City Council Plans Vote To Support Springfield Church's Sanctuary Stand
The city council in Springfield, Massachusetts is considering an order to block a crackdown against a church that is providing sanctuary to an undocumented immigrant.
The proposed order, written by City Councilor Tim Ryan, directs city employees to take no steps to interfere with the South Congregational Church providing housing for a woman who is facing imminent deportation to Peru and separation from her two American-born children.
" It would be our hope and expectation the department heads are not going to target religious institutions," explained Ryan. " It should be a no-brainer."
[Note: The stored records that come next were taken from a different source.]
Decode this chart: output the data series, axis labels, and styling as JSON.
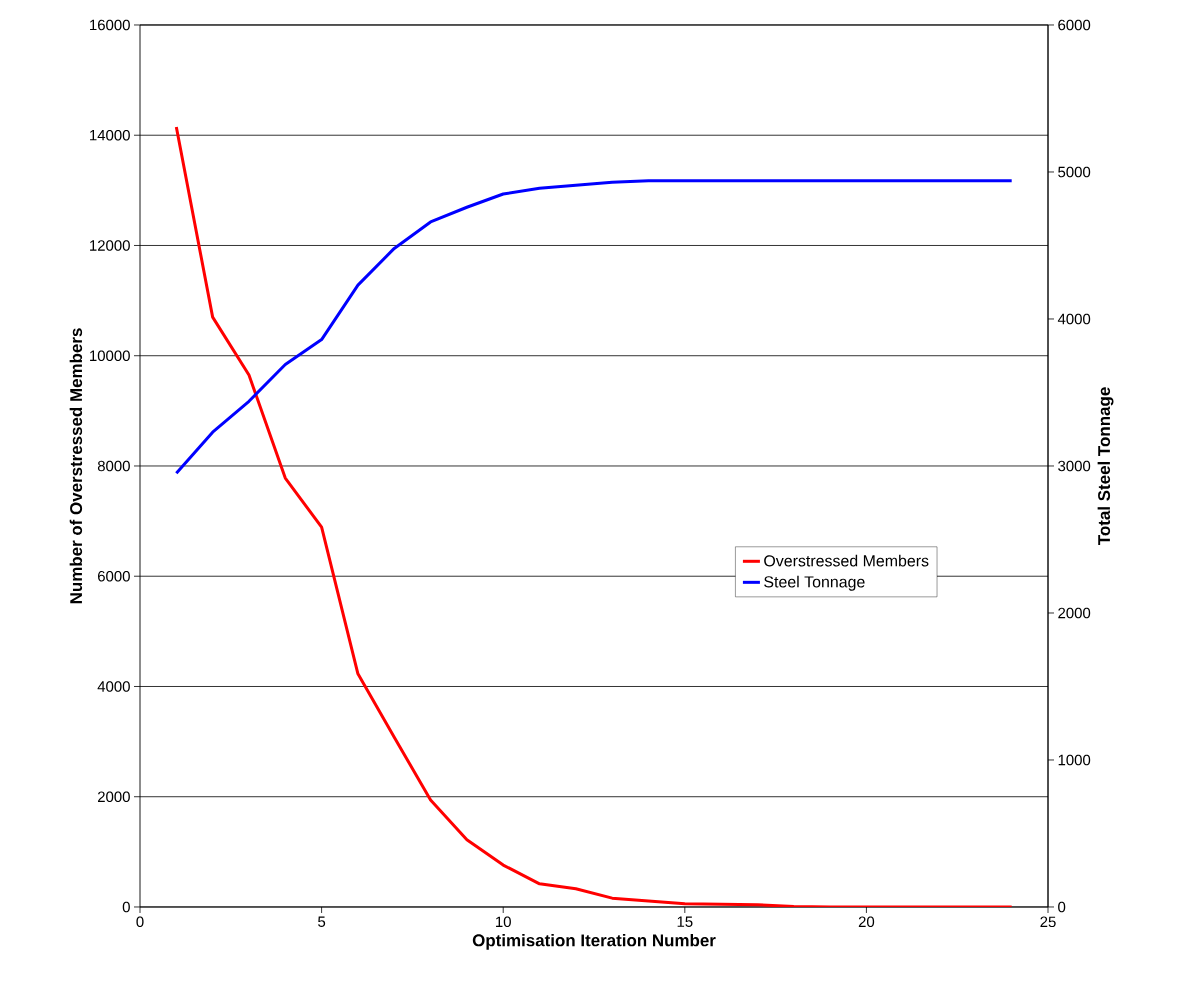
{
  "chart_data": {
    "type": "line",
    "xlabel": "Optimisation Iteration Number",
    "ylabel": "Number of Overstressed Members",
    "y2label": "Total Steel Tonnage",
    "x": [
      1,
      2,
      3,
      4,
      5,
      6,
      7,
      8,
      9,
      10,
      11,
      12,
      13,
      14,
      15,
      16,
      17,
      18,
      19,
      20,
      21,
      22,
      23,
      24
    ],
    "series": [
      {
        "name": "Overstressed Members",
        "color": "#ff0000",
        "axis": "y",
        "values": [
          14150,
          10700,
          9650,
          7780,
          6890,
          4230,
          3080,
          1940,
          1220,
          760,
          420,
          330,
          160,
          110,
          60,
          50,
          40,
          10,
          0,
          0,
          0,
          0,
          0,
          0
        ]
      },
      {
        "name": "Steel Tonnage",
        "color": "#0000ff",
        "axis": "y2",
        "values": [
          2950,
          3230,
          3440,
          3690,
          3860,
          4230,
          4480,
          4660,
          4760,
          4850,
          4890,
          4910,
          4930,
          4940,
          4940,
          4940,
          4940,
          4940,
          4940,
          4940,
          4940,
          4940,
          4940,
          4940
        ]
      }
    ],
    "xlim": [
      0,
      25
    ],
    "xticks": [
      0,
      5,
      10,
      15,
      20,
      25
    ],
    "ylim": [
      0,
      16000
    ],
    "yticks": [
      0,
      2000,
      4000,
      6000,
      8000,
      10000,
      12000,
      14000,
      16000
    ],
    "y2lim": [
      0,
      6000
    ],
    "y2ticks": [
      0,
      1000,
      2000,
      3000,
      4000,
      5000,
      6000
    ],
    "grid": "y",
    "legend": "right",
    "marker": "none",
    "line_style": "solid"
  }
}
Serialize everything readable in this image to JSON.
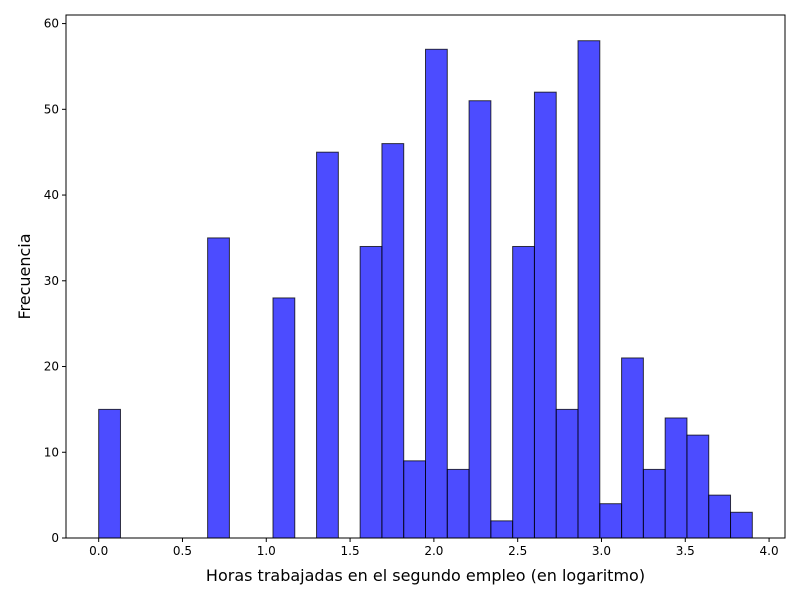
{
  "chart_data": {
    "type": "bar",
    "title": "",
    "xlabel": "Horas trabajadas en el segundo empleo (en logaritmo)",
    "ylabel": "Frecuencia",
    "xlim": [
      -0.195,
      4.095
    ],
    "ylim": [
      0,
      61
    ],
    "xticks": [
      0.0,
      0.5,
      1.0,
      1.5,
      2.0,
      2.5,
      3.0,
      3.5,
      4.0
    ],
    "xtick_labels": [
      "0.0",
      "0.5",
      "1.0",
      "1.5",
      "2.0",
      "2.5",
      "3.0",
      "3.5",
      "4.0"
    ],
    "yticks": [
      0,
      10,
      20,
      30,
      40,
      50,
      60
    ],
    "ytick_labels": [
      "0",
      "10",
      "20",
      "30",
      "40",
      "50",
      "60"
    ],
    "bin_start": 0.0,
    "bin_width": 0.13,
    "bar_color": "#0000ff",
    "bar_opacity": 0.7,
    "edge_color": "#000000",
    "values": [
      15,
      0,
      0,
      0,
      0,
      35,
      0,
      0,
      28,
      0,
      45,
      0,
      34,
      46,
      9,
      57,
      8,
      51,
      2,
      34,
      52,
      15,
      58,
      4,
      21,
      8,
      14,
      12,
      5,
      3
    ],
    "grid": false,
    "legend": "none"
  }
}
After members of the Springfield Interfaith Sanctuary Coalition announced the church was housing Gisella Collazo and her two children, ages 4 and 10, Mayor Domenic Sarno ordered city inspectors to check the church for code violations and requested a legal review of the church’s tax-exempt status.
As of Tuesday afternoon, no enforcement action at the church had been reported.
City Council President Orlando Ramos called for a special meeting for a vote on the proposed order, but scheduling conflicts among the councilors scrapped the plan. The order will be on the agenda for the Council’s April 9th meeting.
" I hope that through this process we will be able to send a very clear message to the administration that this sort of approach will not be tolerated and that we here in the city of Springfield are a welcoming city," Ramos said.
Ramos and five other councilors held a news conference to voice support for the order and to criticize Sarno’s stance against the church providing sanctuary to Collazo.
City Councilor Jesse Lederman said what the church is doing poses no threat to public safety.
" South Congregational Church is continuing a long tradition of religious institutions in the United States going beyond politics to stand up for what is truly just and morally right," said Lederman.
Sarno, in a statement issued by his office in response to the proposed council order, said millions of dollars in federal funds used by Springfield would be at risk if it becomes a “sanctuary city.”
"I really think bringing that up is scare tactic to try to convince people we are in someway jeopardizing the city's funding," said Lederman. "We are not doing that."
There is no definition of what constitutes a “sanctuary city.” Threats to cut off federal funds have typically followed directives for local police to refuse to honor requests from federal immigration agents to detain for deportation people who are not charged with other crimes.
According to members of the interfaith coalition, Collazo has lived in the Springfield area for 17 years and has no criminal record. She is trying to resolve her legal status to remain in the United States.